Wilder tried to picture Althea in the WonderWear, which should have been easy since she'd been wearing the same kind of red T-shirt with little straps, but she was just not… strong enough. He looked back at the life-size cutout. He could picture Althea with the bracelets, it was the lasso that didn't work.

"I know," the guy said, sounding resigned. "You looked on eBay, you know I'm selling them there for about forty, so okay, forty. But that's my final offer."

Armstrong, on the other hand, he could easily see snapping that rope-

"And I'll throw in the Wonder Woman Ultimate Sticker Book!" the guy said, desperation in his voice.

"Fine," Wilder said, trying to come back from Armstrong and the rope.

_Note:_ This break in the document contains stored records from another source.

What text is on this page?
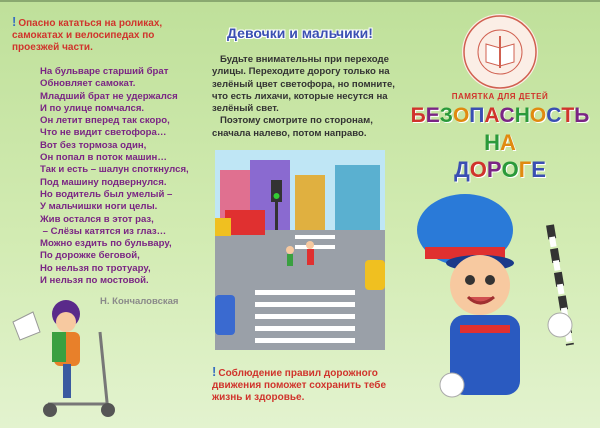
! Опасно кататься на роликах, самокатах и велосипедах по проезжей части.
На бульваре старший брат
Обновляет самокат.
Младший брат не удержался
И по улице помчался.
Он летит вперед так скоро,
Что не видит светофора…
Вот без тормоза один,
Он попал в поток машин…
Так и есть – шалун споткнулся,
Под машину подвернулся.
Но водитель был умелый –
У мальчишки ноги целы.
Жив остался в этот раз,
– Слёзы катятся из глаз…
Можно ездить по бульвару,
По дорожке беговой,
Но нельзя по тротуару,
И нельзя по мостовой.
Н. Кончаловская
Девочки и мальчики!

Будьте внимательны при переходе улицы. Переходите дорогу только на зелёный цвет светофора, но помните, что есть лихачи, которые несутся на зелёный свет.

Поэтому смотрите по сторонам, сначала налево, потом направо.

! Соблюдение правил дорожного движения поможет сохранить тебе жизнь и здоровье.
ПАМЯТКА ДЛЯ ДЕТЕЙ
БЕЗОПАСНОСТЬ
НА
ДОРОГЕ
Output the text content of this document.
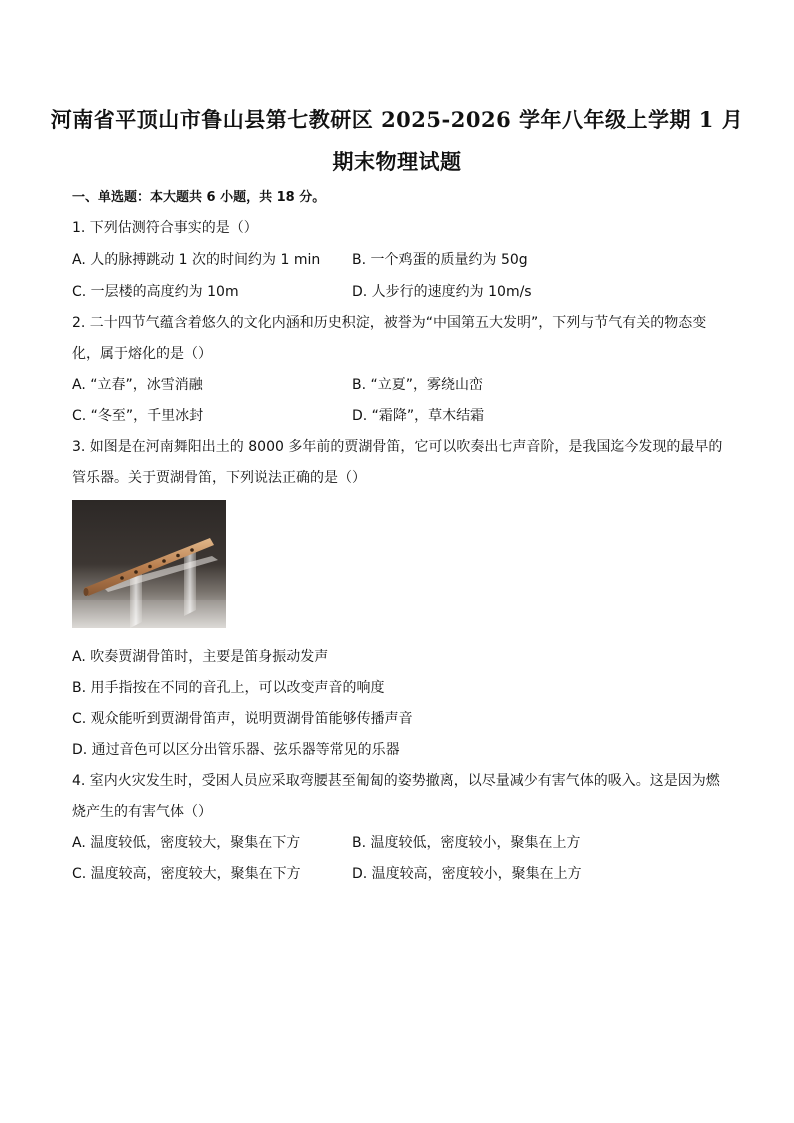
河南省平顶山市鲁山县第七教研区 2025-2026 学年八年级上学期 1 月
期末物理试题
一、单选题：本大题共 6 小题，共 18 分。
1. 下列估测符合事实的是（）
A. 人的脉搏跳动 1 次的时间约为 1 min B. 一个鸡蛋的质量约为 50g
C. 一层楼的高度约为 10m	D. 人步行的速度约为 10m/s
2. 二十四节气蕴含着悠久的文化内涵和历史积淀，被誉为“中国第五大发明”，下列与节气有关的物态变
化，属于熔化的是（）
A. “立春”，冰雪消融	B. “立夏”，雾绕山峦
C. “冬至”，千里冰封	D. “霜降”，草木结霜
3. 如图是在河南舞阳出土的 8000 多年前的贾湖骨笛，它可以吹奏出七声音阶，是我国迄今发现的最早的
管乐器。关于贾湖骨笛，下列说法正确的是（）
A. 吹奏贾湖骨笛时，主要是笛身振动发声
B. 用手指按在不同的音孔上，可以改变声音的响度
C. 观众能听到贾湖骨笛声，说明贾湖骨笛能够传播声音
D. 通过音色可以区分出管乐器、弦乐器等常见的乐器
4. 室内火灾发生时，受困人员应采取弯腰甚至匍匐的姿势撤离，以尽量减少有害气体的吸入。这是因为燃
烧产生的有害气体（）
A. 温度较低，密度较大，聚集在下方	B. 温度较低，密度较小，聚集在上方
C. 温度较高，密度较大，聚集在下方	D. 温度较高，密度较小，聚集在上方
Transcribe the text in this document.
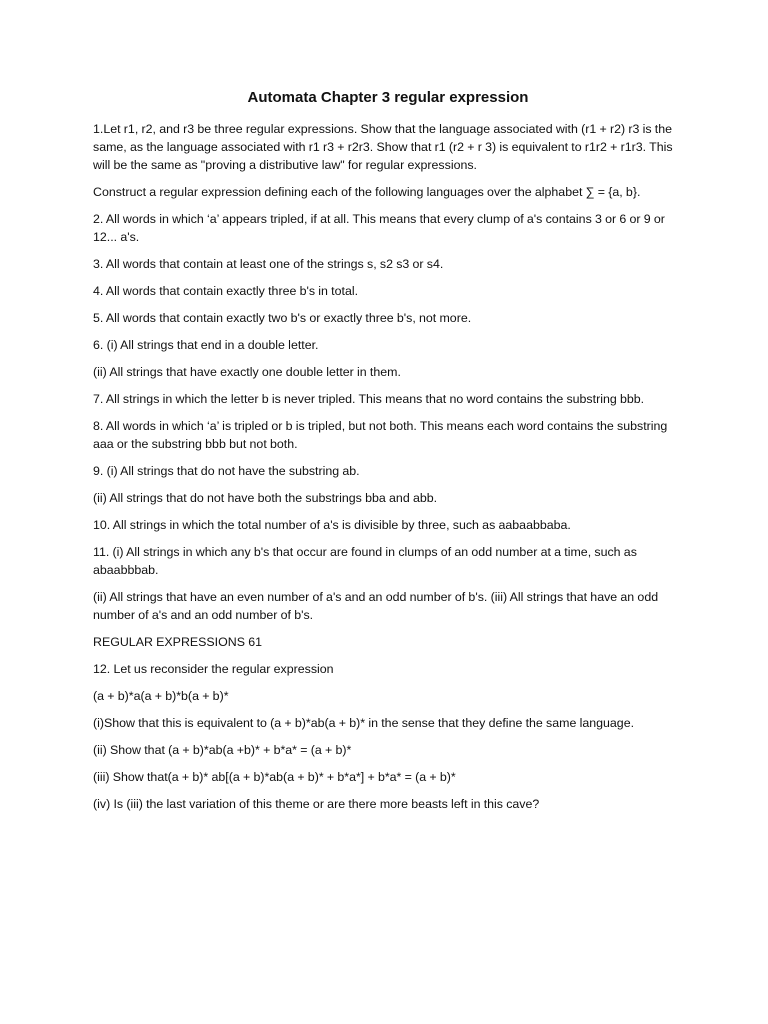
Automata Chapter 3 regular expression

1.Let r1, r2, and r3 be three regular expressions. Show that the language associated with (r1 + r2) r3 is the same, as the language associated with r1 r3 + r2r3. Show that r1 (r2 + r 3) is equivalent to r1r2 + r1r3. This will be the same as "proving a distributive law" for regular expressions.

Construct a regular expression defining each of the following languages over the alphabet ∑ = {a, b}.

2. All words in which ‘a’ appears tripled, if at all. This means that every clump of a's contains 3 or 6 or 9 or 12... a's.

3. All words that contain at least one of the strings s, s2 s3 or s4.

4. All words that contain exactly three b's in total.

5. All words that contain exactly two b's or exactly three b's, not more.

6. (i) All strings that end in a double letter.

(ii) All strings that have exactly one double letter in them.

7. All strings in which the letter b is never tripled. This means that no word contains the substring bbb.

8. All words in which ‘a’ is tripled or b is tripled, but not both. This means each word contains the substring aaa or the substring bbb but not both.

9. (i) All strings that do not have the substring ab.

(ii) All strings that do not have both the substrings bba and abb.

10. All strings in which the total number of a's is divisible by three, such as aabaabbaba.

11. (i) All strings in which any b's that occur are found in clumps of an odd number at a time, such as abaabbbab.

(ii) All strings that have an even number of a's and an odd number of b's. (iii) All strings that have an odd number of a's and an odd number of b's.

REGULAR EXPRESSIONS 61

12. Let us reconsider the regular expression

(a + b)*a(a + b)*b(a + b)*

(i)Show that this is equivalent to (a + b)*ab(a + b)* in the sense that they define the same language.

(ii) Show that (a + b)*ab(a +b)* + b*a* = (a + b)*

(iii) Show that(a + b)* ab[(a + b)*ab(a + b)* + b*a*] + b*a* = (a + b)*

(iv) Is (iii) the last variation of this theme or are there more beasts left in this cave?
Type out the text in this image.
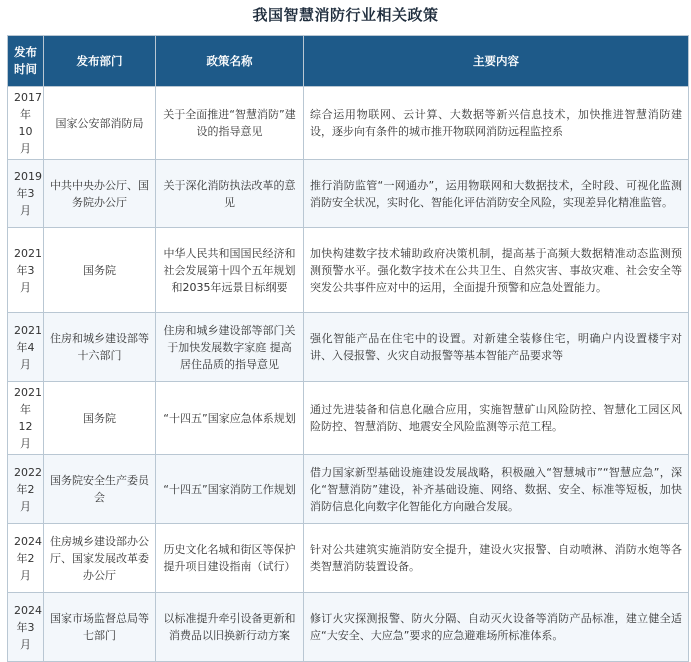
我国智慧消防行业相关政策
发布时间	发布部门	政策名称	主要内容
2017年10月	国家公安部消防局	关于全面推进“智慧消防”建设的指导意见	综合运用物联网、云计算、大数据等新兴信息技术，加快推进智慧消防建设，逐步向有条件的城市推开物联网消防远程监控系
2019年3月	中共中央办公厅、国务院办公厅	关于深化消防执法改革的意见	推行消防监管“一网通办”，运用物联网和大数据技术，全时段、可视化监测消防安全状况，实时化、智能化评估消防安全风险，实现差异化精准监管。
2021年3月	国务院	中华人民共和国国民经济和社会发展第十四个五年规划和2035年远景目标纲要	加快构建数字技术辅助政府决策机制，提高基于高频大数据精准动态监测预测预警水平。强化数字技术在公共卫生、自然灾害、事故灾难、社会安全等突发公共事件应对中的运用，全面提升预警和应急处置能力。
2021年4月	住房和城乡建设部等十六部门	住房和城乡建设部等部门关于加快发展数字家庭 提高居住品质的指导意见	强化智能产品在住宅中的设置。对新建全装修住宅，明确户内设置楼宇对讲、入侵报警、火灾自动报警等基本智能产品要求等
2021年12月	国务院	“十四五”国家应急体系规划	通过先进装备和信息化融合应用，实施智慧矿山风险防控、智慧化工园区风险防控、智慧消防、地震安全风险监测等示范工程。
2022年2月	国务院安全生产委员会	“十四五”国家消防工作规划	借力国家新型基础设施建设发展战略，积极融入“智慧城市”“智慧应急”，深化“智慧消防”建设，补齐基础设施、网络、数据、安全、标准等短板，加快消防信息化向数字化智能化方向融合发展。
2024年2月	住房城乡建设部办公厅、国家发展改革委办公厅	历史文化名城和街区等保护提升项目建设指南（试行）	针对公共建筑实施消防安全提升，建设火灾报警、自动喷淋、消防水炮等各类智慧消防装置设备。
2024年3月	国家市场监督总局等七部门	以标准提升牵引设备更新和消费品以旧换新行动方案	修订火灾探测报警、防火分隔、自动灭火设备等消防产品标准，建立健全适应“大安全、大应急”要求的应急避难场所标准体系。
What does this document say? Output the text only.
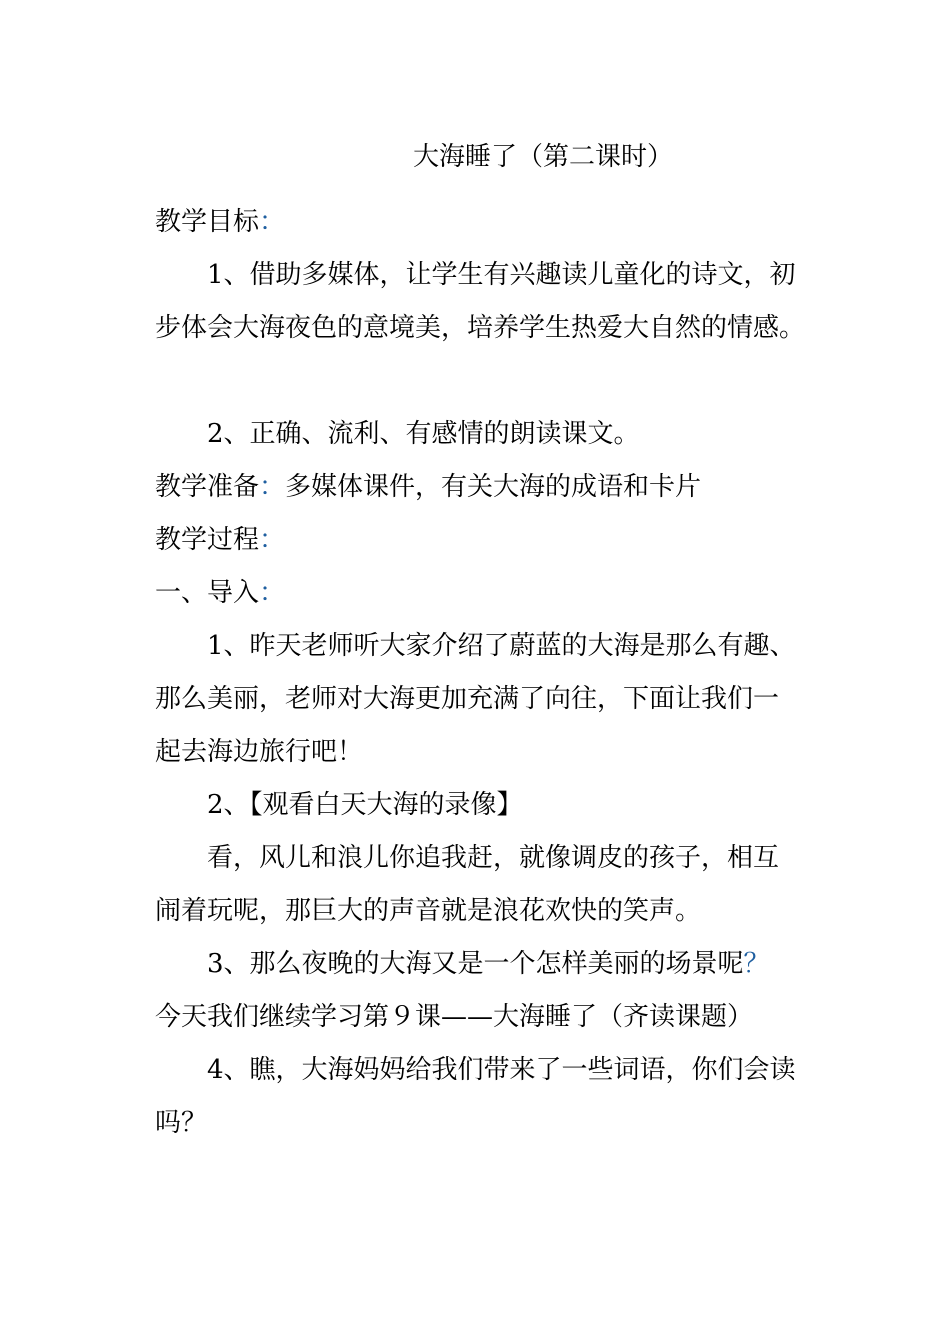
大海睡了（第二课时）
教学目标：
1、借助多媒体，让学生有兴趣读儿童化的诗文，初
步体会大海夜色的意境美，培养学生热爱大自然的情感。
2、正确、流利、有感情的朗读课文。
教学准备：多媒体课件，有关大海的成语和卡片
教学过程：
一、导入：
1、昨天老师听大家介绍了蔚蓝的大海是那么有趣、
那么美丽，老师对大海更加充满了向往，下面让我们一
起去海边旅行吧！
2、【观看白天大海的录像】
看，风儿和浪儿你追我赶，就像调皮的孩子，相互
闹着玩呢，那巨大的声音就是浪花欢快的笑声。
3、那么夜晚的大海又是一个怎样美丽的场景呢？
今天我们继续学习第９课——大海睡了（齐读课题）
4、瞧，大海妈妈给我们带来了一些词语，你们会读
吗？
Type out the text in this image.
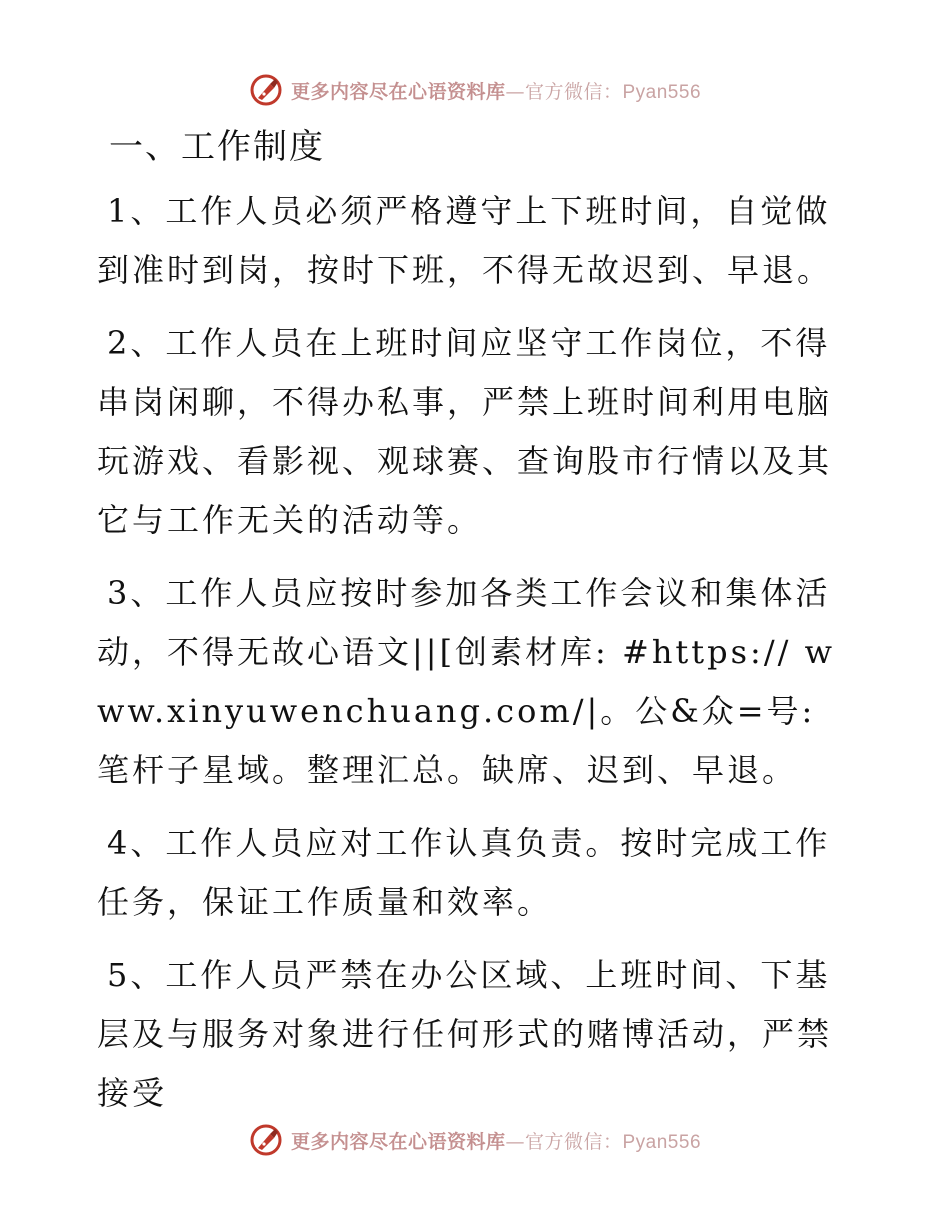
更多内容尽在心语资料库—官方微信：Pyan556
一、工作制度

1、工作人员必须严格遵守上下班时间，自觉做到准时到岗，按时下班，不得无故迟到、早退。

2、工作人员在上班时间应坚守工作岗位，不得串岗闲聊，不得办私事，严禁上班时间利用电脑玩游戏、看影视、观球赛、查询股市行情以及其它与工作无关的活动等。

3、工作人员应按时参加各类工作会议和集体活动，不得无故心语文||[创素材库: #https:// www.xinyuwenchuang.com/|。公&众=号: 笔杆子星域。整理汇总。缺席、迟到、早退。

4、工作人员应对工作认真负责。按时完成工作任务，保证工作质量和效率。

5、工作人员严禁在办公区域、上班时间、下基层及与服务对象进行任何形式的赌博活动，严禁接受

更多内容尽在心语资料库—官方微信：Pyan556
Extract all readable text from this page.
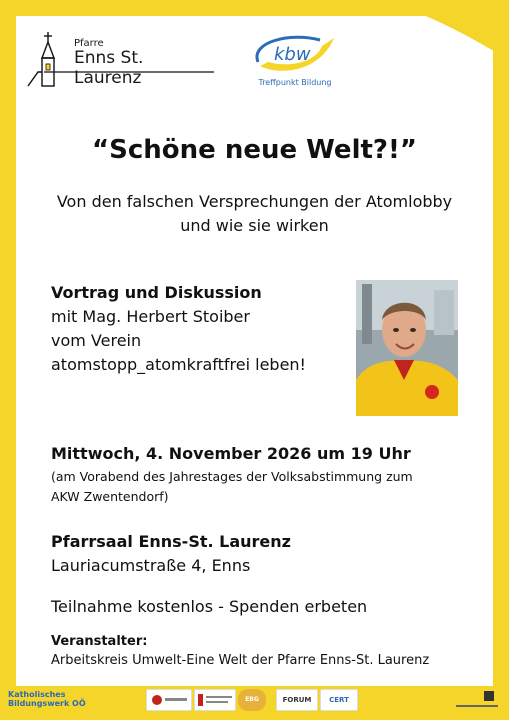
Pfarre
Enns St. Laurenz
kbw
Treffpunkt Bildung
“Schöne neue Welt?!”
Von den falschen Versprechungen der Atomlobby
und wie sie wirken
Vortrag und Diskussion
mit Mag. Herbert Stoiber
vom Verein
atomstopp_atomkraftfrei leben!
Mittwoch, 4. November 2026 um 19 Uhr
(am Vorabend des Jahrestages der Volksabstimmung zum
AKW Zwentendorf)
Pfarrsaal Enns-St. Laurenz
Lauriacumstraße 4, Enns
Teilnahme kostenlos - Spenden erbeten
Veranstalter:
Arbeitskreis Umwelt-Eine Welt der Pfarre Enns-St. Laurenz
Katholisches
Bildungswerk OÖ	EBG	FORUM	CERT
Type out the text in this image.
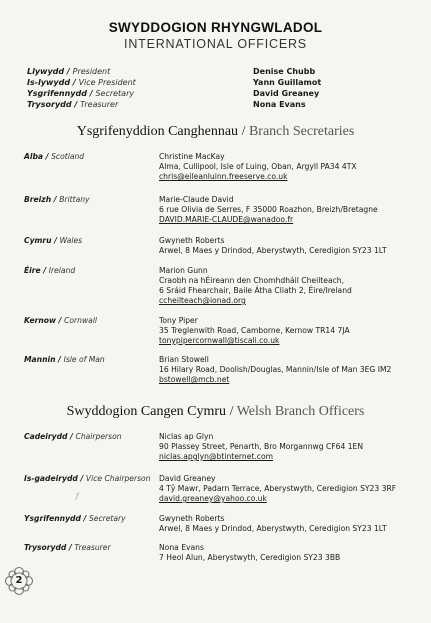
SWYDDOGION RHYNGWLADOL
INTERNATIONAL OFFICERS
Llywydd / President	Denise Chubb
Is-lywydd / Vice President	Yann Guillamot
Ysgrifennydd / Secretary	David Greaney
Trysorydd / Treasurer	Nona Evans
Ysgrifenyddion Canghennau / Branch Secretaries
Alba / Scotland	Christine MacKay
Alma, Cullipool, Isle of Luing, Oban, Argyll PA34 4TX
chris@eileanluinn.freeserve.co.uk
Breizh / Brittany	Marie-Claude David
6 rue Olivia de Serres, F 35000 Roazhon, Breizh/Bretagne
DAVID.MARIE-CLAUDE@wanadoo.fr
Cymru / Wales	Gwyneth Roberts
Arwel, 8 Maes y Drindod, Aberystwyth, Ceredigion SY23 1LT
Éire / Ireland	Marion Gunn
Craobh na hÉireann den Chomhdháil Cheilteach,
6 Sráid Fhearchair, Baile Átha Cliath 2, Éire/Ireland
ccheilteach@ionad.org
Kernow / Cornwall	Tony Piper
35 Treglenwith Road, Camborne, Kernow TR14 7JA
tonypipercornwall@tiscali.co.uk
Mannin / Isle of Man	Brian Stowell
16 Hilary Road, Doolish/Douglas, Mannin/Isle of Man 3EG IM2
bstowell@mcb.net
Swyddogion Cangen Cymru / Welsh Branch Officers
Cadeirydd / Chairperson	Niclas ap Glyn
90 Plassey Street, Penarth, Bro Morgannwg CF64 1EN
niclas.apglyn@btinternet.com
Is-gadeirydd / Vice Chairperson	David Greaney
4 Tŷ Mawr, Padarn Terrace, Aberystwyth, Ceredigion SY23 3RF
david.greaney@yahoo.co.uk
ƒ
Ysgrifennydd / Secretary	Gwyneth Roberts
Arwel, 8 Maes y Drindod, Aberystwyth, Ceredigion SY23 1LT
Trysorydd / Treasurer	Nona Evans
7 Heol Alun, Aberystwyth, Ceredigion SY23 3BB
2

So much for comics as kid stuff.

The guy nodded, relieved. "Great buy," he said as he went to ring it up. "Wonder Woman's hot."

The twelve-year-old snickered again.

"Come back when you're thirteen," Wilder told the kid and paid the guy.

Chapter 4

When Gloom called second meal, Lucy went with everybody else on the shuttle down to the dirt lot under the bridge, but when Connor looked like he was heading her way, she veered off from the crowd around the catering tent to cross the dark lot to her camper. The battered Roadtrak was cramped inside, but it was quiet and it didn't have Daisy looking defeated, or Stephanie being snotty, or Connor bitching about Wilder, or Althea trolling for security, so it was good.

Lucy stepped up inside and pulled the white waffle curtains closed to shut out the darkness. Then she edged her way around the little blue Formica-topped table behind the swiveling driver's seat and into the short cabinet-lined space that separated the front of the van from the double bed that filled the back. There were apples in the little sink, but Lucy opened the undercounter refrigerator instead and got out IBC Diet Root Beer and cheese sticks. Comfort food.

She put her iPod in the speaker dock on the counter and dialed up Kirsty MacColl. "In These Shoes." That's what she wanted to hear, a woman in control, calling the shots. Forget "Holding Out For A Hero," there were no heroes-

The door to the camper opened and Daisy came in, looking worse than ever, and collapsed on one of the plush swivel chairs. "My God, what a night."

"It was filled with excitement," Lucy agreed. '"And it's not over yet. Root beer?"

"I just heard about Pepper on the bridge,"' Daisy said, swallowing. "I could have lost her. If you hadn't been there-"

"Not me, Captain Wilder." Lucy surveyed her, trying to see past the exhaustion. Daisy was more than tired, she was beaten down, as if somebody had kicked all the sass out of her.

"I should have been there," Daisy said, her voice catching.

Yeah, you should have been. Lucy sat down across from her. "Are you going to tell me what's wrong anytime soon? Don't even think you're going to get away with 'I'm fine.' You're not fine. You're exhausted and depressed and you can't go on like this."